Enregistré à l’Ultrasonic Studios de la Nouvelle Orleans en septembre 1992, là où James BOOKER, The NEVILLE BROTHERS, Johnny ADAMS, DR JOHN traînèrent leurs guêtres, là ou Bill DERAIME enregistra "La Louisiane" et Eddy MITCHELL ses Nouvelles Aventures. Black Top n’a pas lésiné sur l’équipe d’accompagnateurs. On retrouve l’organiste Sammy "The Bishop" BERFECT, frère de Marva WRIGHT, membre des DIMENSIONS Of FAITH et déjà entendu avec Tori AMOS, Willy DEVILLE, Harry CONNICK, le bassiste Lee Allen ZENO (ex Buckwheat ZYDECO et Charlie RICH), le batteur Raymond Weber (ex DIRTY DOZEN BRASS BAND, Solomon BURKE), les trompettistes Jamil SHARIF spécialisé dans la bande son hollywoodienne, Willie SINGLETON (ex FOUR TOPS, Nancy WILSON, Lou RAWLS ou Rita COOLIDGE) et le tromboniste Rich TROLSEN (ex DR. JOHN, Boz SCAGGS, Gino VANNELLI). Cette solide section cuivre dirigée par le saxophoniste Mark KAZANOFF plus ancrée dans le domaine de la Soul, du Jazz et du R&B doit permettre d’apporter un peu plus de moelleux au répertoire du guitariste. Bobby est venu avec 11 de ses compositions, dont certains anciens titres qui auraient du passer à la postérité.

En ouverture, "Fast Train" démarre sur les chapeaux de roue.
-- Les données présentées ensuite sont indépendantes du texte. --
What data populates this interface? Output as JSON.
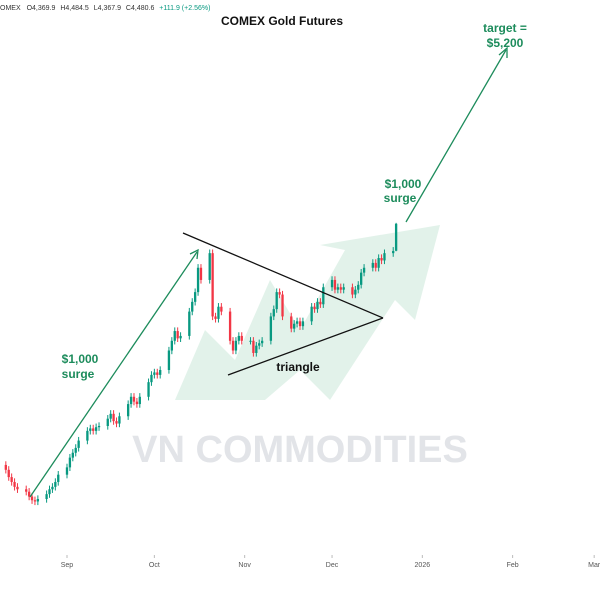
{
  "chart_data": {
    "type": "candlestick",
    "title": "COMEX Gold Futures",
    "header": [
      "OMEX",
      "O4,369.9",
      "H4,484.5",
      "L4,367.9",
      "C4,480.6",
      "+111.9 (+2.56%)"
    ],
    "watermark": "VN COMMODITIES",
    "annotations": [
      {
        "lines": [
          "$1,000",
          "surge"
        ]
      },
      {
        "lines": [
          "triangle"
        ]
      },
      {
        "lines": [
          "$1,000",
          "surge"
        ]
      },
      {
        "lines": [
          "target =",
          "$5,200"
        ]
      }
    ],
    "up_color": "#089981",
    "down_color": "#f23645",
    "xlim": [
      0,
      206
    ],
    "xticks": [
      {
        "value": 23,
        "label": "Sep"
      },
      {
        "value": 53,
        "label": "Oct"
      },
      {
        "value": 84,
        "label": "Nov"
      },
      {
        "value": 114,
        "label": "Dec"
      },
      {
        "value": 145,
        "label": "2026"
      },
      {
        "value": 176,
        "label": "Feb"
      },
      {
        "value": 204,
        "label": "Mar"
      }
    ],
    "ylim": [
      3120,
      5400
    ],
    "x": [
      2,
      3,
      4,
      5,
      6,
      9,
      10,
      11,
      12,
      13,
      16,
      17,
      18,
      19,
      20,
      23,
      24,
      25,
      26,
      27,
      30,
      31,
      32,
      33,
      34,
      37,
      38,
      39,
      40,
      41,
      44,
      45,
      46,
      47,
      48,
      51,
      52,
      53,
      54,
      55,
      58,
      59,
      60,
      61,
      62,
      65,
      66,
      67,
      68,
      69,
      72,
      73,
      74,
      75,
      76,
      79,
      80,
      81,
      82,
      83,
      86,
      87,
      88,
      89,
      90,
      93,
      94,
      95,
      96,
      97,
      100,
      101,
      102,
      103,
      104,
      107,
      108,
      109,
      110,
      111,
      114,
      115,
      116,
      117,
      118,
      121,
      122,
      123,
      124,
      125,
      128,
      129,
      130,
      131,
      132,
      135,
      136
    ],
    "open": [
      3490,
      3470,
      3440,
      3420,
      3400,
      3390,
      3380,
      3360,
      3345,
      3340,
      3350,
      3370,
      3390,
      3400,
      3420,
      3450,
      3480,
      3520,
      3540,
      3560,
      3590,
      3630,
      3640,
      3630,
      3645,
      3650,
      3680,
      3700,
      3670,
      3660,
      3690,
      3740,
      3770,
      3750,
      3740,
      3770,
      3830,
      3860,
      3870,
      3860,
      3880,
      3960,
      4000,
      4040,
      4010,
      4020,
      4120,
      4160,
      4200,
      4300,
      4250,
      4360,
      4100,
      4090,
      4140,
      4120,
      4000,
      3960,
      4000,
      4020,
      4000,
      4000,
      3950,
      3980,
      3990,
      4000,
      4100,
      4130,
      4200,
      4190,
      4100,
      4050,
      4070,
      4080,
      4060,
      4080,
      4140,
      4130,
      4160,
      4150,
      4220,
      4250,
      4210,
      4220,
      4210,
      4220,
      4190,
      4210,
      4230,
      4280,
      4300,
      4320,
      4300,
      4340,
      4330,
      4360,
      4369.9
    ],
    "high": [
      3505,
      3485,
      3455,
      3435,
      3415,
      3405,
      3395,
      3375,
      3360,
      3365,
      3385,
      3405,
      3415,
      3435,
      3465,
      3495,
      3535,
      3555,
      3575,
      3605,
      3645,
      3655,
      3655,
      3660,
      3665,
      3695,
      3715,
      3715,
      3685,
      3705,
      3755,
      3785,
      3785,
      3765,
      3785,
      3845,
      3875,
      3885,
      3885,
      3895,
      3975,
      4015,
      4055,
      4055,
      4035,
      4135,
      4175,
      4215,
      4315,
      4315,
      4375,
      4375,
      4115,
      4155,
      4155,
      4135,
      4015,
      4015,
      4035,
      4035,
      4015,
      4015,
      3995,
      4005,
      4015,
      4115,
      4145,
      4215,
      4215,
      4205,
      4115,
      4085,
      4095,
      4095,
      4095,
      4155,
      4155,
      4175,
      4175,
      4235,
      4265,
      4265,
      4235,
      4235,
      4235,
      4235,
      4225,
      4245,
      4295,
      4315,
      4335,
      4335,
      4355,
      4355,
      4375,
      4385,
      4484.5
    ],
    "low": [
      3455,
      3425,
      3405,
      3385,
      3375,
      3365,
      3345,
      3330,
      3325,
      3325,
      3335,
      3355,
      3375,
      3385,
      3405,
      3435,
      3465,
      3505,
      3525,
      3545,
      3575,
      3615,
      3615,
      3615,
      3630,
      3635,
      3665,
      3655,
      3645,
      3645,
      3675,
      3725,
      3735,
      3725,
      3725,
      3755,
      3815,
      3845,
      3845,
      3845,
      3865,
      3945,
      3985,
      3995,
      3995,
      4005,
      4105,
      4145,
      4185,
      4235,
      4235,
      4085,
      4075,
      4075,
      4105,
      3985,
      3945,
      3945,
      3985,
      3985,
      3985,
      3935,
      3935,
      3965,
      3975,
      3985,
      4085,
      4115,
      4175,
      4085,
      4035,
      4035,
      4055,
      4045,
      4045,
      4065,
      4115,
      4115,
      4135,
      4135,
      4205,
      4195,
      4195,
      4195,
      4195,
      4175,
      4175,
      4195,
      4215,
      4265,
      4285,
      4285,
      4285,
      4315,
      4315,
      4345,
      4367.9
    ],
    "close": [
      3470,
      3440,
      3420,
      3400,
      3390,
      3380,
      3360,
      3345,
      3340,
      3350,
      3370,
      3390,
      3400,
      3420,
      3450,
      3480,
      3520,
      3540,
      3560,
      3590,
      3630,
      3640,
      3630,
      3645,
      3650,
      3680,
      3700,
      3670,
      3660,
      3690,
      3740,
      3770,
      3750,
      3740,
      3770,
      3830,
      3860,
      3870,
      3860,
      3880,
      3960,
      4000,
      4040,
      4010,
      4020,
      4120,
      4160,
      4200,
      4300,
      4250,
      4360,
      4100,
      4090,
      4140,
      4120,
      4000,
      3960,
      4000,
      4020,
      4000,
      4000,
      3950,
      3980,
      3990,
      4000,
      4100,
      4130,
      4200,
      4190,
      4100,
      4050,
      4070,
      4080,
      4060,
      4080,
      4140,
      4130,
      4160,
      4150,
      4220,
      4250,
      4210,
      4220,
      4210,
      4220,
      4190,
      4210,
      4230,
      4280,
      4300,
      4320,
      4300,
      4340,
      4330,
      4360,
      4368.7,
      4480.6
    ]
  }
}
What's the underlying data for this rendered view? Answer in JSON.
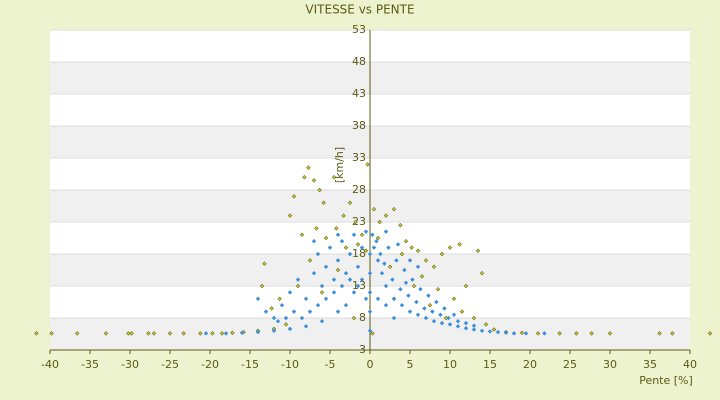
{
  "chart_data": {
    "type": "scatter",
    "title": "VITESSE vs PENTE",
    "x_label": "Pente [%]",
    "y_label": "[km/h]",
    "xlim": [
      -40,
      40
    ],
    "ylim": [
      3,
      53
    ],
    "xticks": [
      -40,
      -35,
      -30,
      -25,
      -20,
      -15,
      -10,
      -5,
      0,
      5,
      10,
      15,
      20,
      25,
      30,
      35,
      40
    ],
    "yticks": [
      3,
      8,
      13,
      18,
      23,
      28,
      33,
      38,
      43,
      48,
      53
    ],
    "grid": true,
    "series": [
      {
        "color": "#cfcc3a",
        "x": [
          -41.7,
          -39.8,
          -36.6,
          -33,
          -30.2,
          -29.8,
          -27.7,
          -27,
          -25,
          -23.3,
          -21.2,
          -19.7,
          -18.5,
          -17.2,
          -15.8,
          -14,
          -12,
          -10.5,
          -13.5,
          -13.2,
          -11.3,
          -10,
          -9.5,
          -8.2,
          -7.7,
          -7,
          -6.3,
          -5.8,
          -4.5,
          -8.5,
          -6.7,
          -5.5,
          -4.2,
          -3.3,
          -2.5,
          -1.8,
          -1,
          -0.3,
          0.5,
          1.2,
          2,
          3,
          3.8,
          4.5,
          5.2,
          6,
          7,
          8,
          9,
          10,
          11.2,
          13.5,
          14,
          12,
          10.5,
          11.5,
          13,
          14.5,
          15.5,
          17,
          19,
          21,
          23.7,
          25.8,
          27.7,
          30,
          36.2,
          37.8,
          42.5,
          -9,
          -7.5,
          -3,
          2.5,
          5.5,
          7.5,
          9.5,
          -2,
          0.3,
          -12.3,
          -4,
          6.5,
          8.5,
          -1.5,
          1,
          -0.5,
          4,
          -6,
          3
        ],
        "values": [
          5.6,
          5.6,
          5.6,
          5.6,
          5.6,
          5.6,
          5.6,
          5.6,
          5.6,
          5.6,
          5.6,
          5.6,
          5.6,
          5.7,
          5.8,
          6,
          6.3,
          7,
          13,
          16.5,
          11,
          24,
          27,
          30,
          31.5,
          29.5,
          28,
          26,
          30,
          21,
          22,
          20.5,
          22,
          24,
          26,
          23,
          21,
          32,
          25,
          23,
          24,
          25,
          22.5,
          20,
          19,
          18.5,
          17,
          16,
          18,
          19,
          19.5,
          18.5,
          15,
          13,
          11,
          9,
          8,
          7,
          6.2,
          5.8,
          5.7,
          5.6,
          5.6,
          5.6,
          5.6,
          5.6,
          5.6,
          5.6,
          5.6,
          13,
          17,
          19,
          16,
          13,
          10,
          8,
          8,
          5.6,
          9.5,
          15.5,
          14.5,
          12.5,
          19.5,
          20.5,
          18.5,
          18,
          12,
          11
        ]
      },
      {
        "color": "#3d8fd9",
        "x": [
          -20.5,
          -18,
          -16,
          -14,
          -12,
          -10,
          -8,
          -6,
          -4,
          -3,
          -2,
          -1,
          0,
          0,
          0,
          0,
          0,
          0.5,
          1,
          1.5,
          2,
          3,
          4,
          5,
          6,
          7,
          8,
          9,
          10,
          11,
          12,
          13,
          14,
          15,
          16,
          17,
          18,
          19.5,
          21.8,
          -14,
          -13,
          -12,
          -11,
          -10,
          -9,
          -8,
          -7,
          -6.5,
          -6,
          -5.5,
          -5,
          -4.5,
          -4,
          -3.5,
          -3,
          -2.5,
          -2,
          -1.5,
          -1,
          -0.5,
          0.3,
          0.8,
          1.3,
          1.8,
          2.3,
          2.8,
          3.3,
          3.8,
          4.3,
          4.8,
          5.3,
          5.8,
          6.3,
          6.8,
          7.3,
          7.8,
          8.3,
          8.8,
          9.3,
          9.8,
          10.5,
          11,
          12,
          13,
          -8.5,
          -7.5,
          -6.5,
          -5.5,
          -4.5,
          -3.5,
          -2.5,
          -1.5,
          -0.5,
          1,
          2,
          3,
          -9.5,
          -10.5,
          -11.5,
          4.5,
          5,
          6,
          -7,
          -4,
          2,
          3.5
        ],
        "values": [
          5.6,
          5.6,
          5.7,
          5.8,
          6,
          6.3,
          6.7,
          7.5,
          9,
          10,
          12,
          14,
          6,
          9,
          12,
          15,
          18,
          19,
          17,
          15,
          13,
          11,
          10,
          9,
          8.5,
          8,
          7.5,
          7.2,
          7,
          6.7,
          6.4,
          6.2,
          6,
          5.9,
          5.8,
          5.7,
          5.6,
          5.6,
          5.6,
          11,
          9,
          8,
          10,
          12,
          14,
          11,
          15,
          18,
          13,
          16,
          19,
          14,
          17,
          20,
          15,
          18,
          21,
          16,
          19,
          21.5,
          21,
          20,
          18,
          16.5,
          19,
          14,
          17,
          12.5,
          15.5,
          11.5,
          14,
          10.5,
          12.5,
          9.5,
          11.5,
          9,
          10.5,
          8.5,
          9.5,
          8,
          8.5,
          7.5,
          7.2,
          6.8,
          8,
          9,
          10,
          11,
          12,
          13,
          14,
          13,
          11,
          11,
          10,
          8,
          9,
          8,
          7.5,
          13.5,
          17,
          16,
          20,
          21,
          21.5,
          19.5
        ]
      }
    ]
  }
}
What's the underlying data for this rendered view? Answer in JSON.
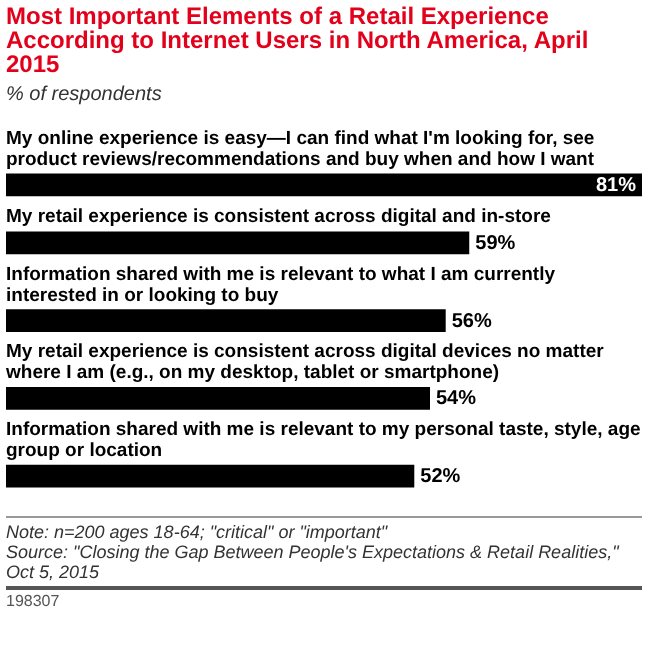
{
  "chart_data": {
    "type": "bar",
    "orientation": "horizontal",
    "title": "Most Important Elements of a Retail Experience According to Internet Users in North America, April 2015",
    "subtitle": "% of respondents",
    "categories": [
      "My online experience is easy—I can find what I'm looking for, see product reviews/recommendations and buy when and how I want",
      "My retail experience is consistent across digital and in-store",
      "Information shared with me is relevant to what I am currently interested in or looking to buy",
      "My retail experience is consistent across digital devices no matter where I am (e.g., on my desktop, tablet or smartphone)",
      "Information shared with me is relevant to my personal taste, style, age group or location"
    ],
    "values": [
      81,
      59,
      56,
      54,
      52
    ],
    "value_labels": [
      "81%",
      "59%",
      "56%",
      "54%",
      "52%"
    ],
    "color": "#000000",
    "annotations": [
      "Note: n=200 ages 18-64; \"critical\" or \"important\"",
      "Source: \"Closing the Gap Between People's Expectations & Retail Realities,\" Oct 5, 2015",
      "198307"
    ]
  }
}
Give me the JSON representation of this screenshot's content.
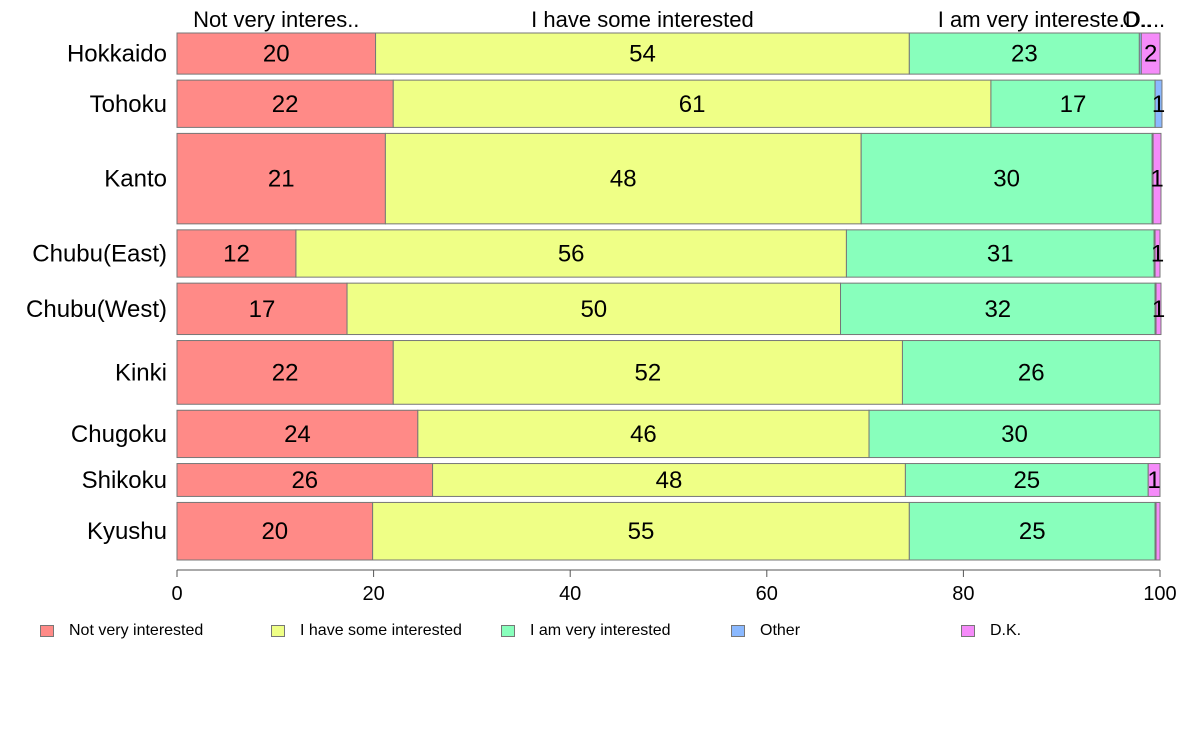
{
  "chart_data": {
    "type": "bar",
    "orientation": "horizontal",
    "stacked": true,
    "categories": [
      "Hokkaido",
      "Tohoku",
      "Kanto",
      "Chubu(East)",
      "Chubu(West)",
      "Kinki",
      "Chugoku",
      "Shikoku",
      "Kyushu"
    ],
    "series": [
      {
        "name": "Not very interested",
        "color": "#ff8a87",
        "values": [
          20.2,
          22.0,
          21.2,
          12.1,
          17.3,
          22.0,
          24.5,
          26.0,
          19.9
        ]
      },
      {
        "name": "I have some interested",
        "color": "#efff86",
        "values": [
          54.3,
          60.8,
          48.4,
          56.0,
          50.2,
          51.8,
          45.9,
          48.1,
          54.6
        ]
      },
      {
        "name": "I am very interested",
        "color": "#88ffbc",
        "values": [
          23.4,
          16.7,
          29.6,
          31.3,
          32.0,
          26.2,
          29.6,
          24.7,
          25.0
        ]
      },
      {
        "name": "Other",
        "color": "#8bb9ff",
        "values": [
          0.2,
          0.7,
          0.1,
          0.1,
          0.1,
          0.0,
          0.0,
          0.0,
          0.1
        ]
      },
      {
        "name": "D.K.",
        "color": "#f58bf9",
        "values": [
          1.9,
          0.0,
          0.8,
          0.5,
          0.5,
          0.0,
          0.0,
          1.2,
          0.4
        ]
      }
    ],
    "data_labels": [
      [
        "20",
        "54",
        "23",
        "",
        "2"
      ],
      [
        "22",
        "61",
        "17",
        "1",
        ""
      ],
      [
        "21",
        "48",
        "30",
        "",
        "1"
      ],
      [
        "12",
        "56",
        "31",
        "",
        "1"
      ],
      [
        "17",
        "50",
        "32",
        "",
        "1"
      ],
      [
        "22",
        "52",
        "26",
        "",
        ""
      ],
      [
        "24",
        "46",
        "30",
        "",
        ""
      ],
      [
        "26",
        "48",
        "25",
        "",
        "1"
      ],
      [
        "20",
        "55",
        "25",
        "",
        ""
      ]
    ],
    "row_weights": [
      1,
      1.15,
      2.2,
      1.15,
      1.25,
      1.55,
      1.15,
      0.8,
      1.4
    ],
    "top_labels": [
      "Not very interes..",
      "I have some interested",
      "I am very intereste..",
      "O..",
      "D...."
    ],
    "x_ticks": [
      0,
      20,
      40,
      60,
      80,
      100
    ],
    "xlim": [
      0,
      100
    ],
    "xlabel": "",
    "ylabel": "",
    "grid": false,
    "legend_position": "bottom"
  },
  "legend": {
    "items": [
      {
        "label": "Not very interested",
        "color": "#ff8a87"
      },
      {
        "label": "I have some interested",
        "color": "#efff86"
      },
      {
        "label": "I am very interested",
        "color": "#88ffbc"
      },
      {
        "label": "Other",
        "color": "#8bb9ff"
      },
      {
        "label": "D.K.",
        "color": "#f58bf9"
      }
    ]
  }
}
Les touches de guitare sont précises, la basse bien ronde tandis que les claviers apportent une touche Soulfull bienvenue. C’est simple on croirait entendre avec dix d’avance W.C. CLARK, le grâteux d’Austin. Une avalanche de notes vient envelopper l’entame de "It’s Hard But It’s Fair", titre enregistré par Bobby en 69 pour le label anglais Blue Horizon. Les cuivres apportent ici un cachet dont on ne reste pas insensible, la voix rappelle parfois les intonations d’un certain James BROWN. Buddy GUY a repris plusieurs fois le morceau sans réussir à le remplir d’autant de feeling, c’est du moins notre avis. Les différents lieux de passages du guitariste (Louisiane, Californie, New York, Washington) se retranscrivent dans son jeu de guitare, "Bent Out Of Shape"* doit autant à Pee Wee CRAYTON qu’à Phillip WALKER. Impression identique avec "I Call Her Baby".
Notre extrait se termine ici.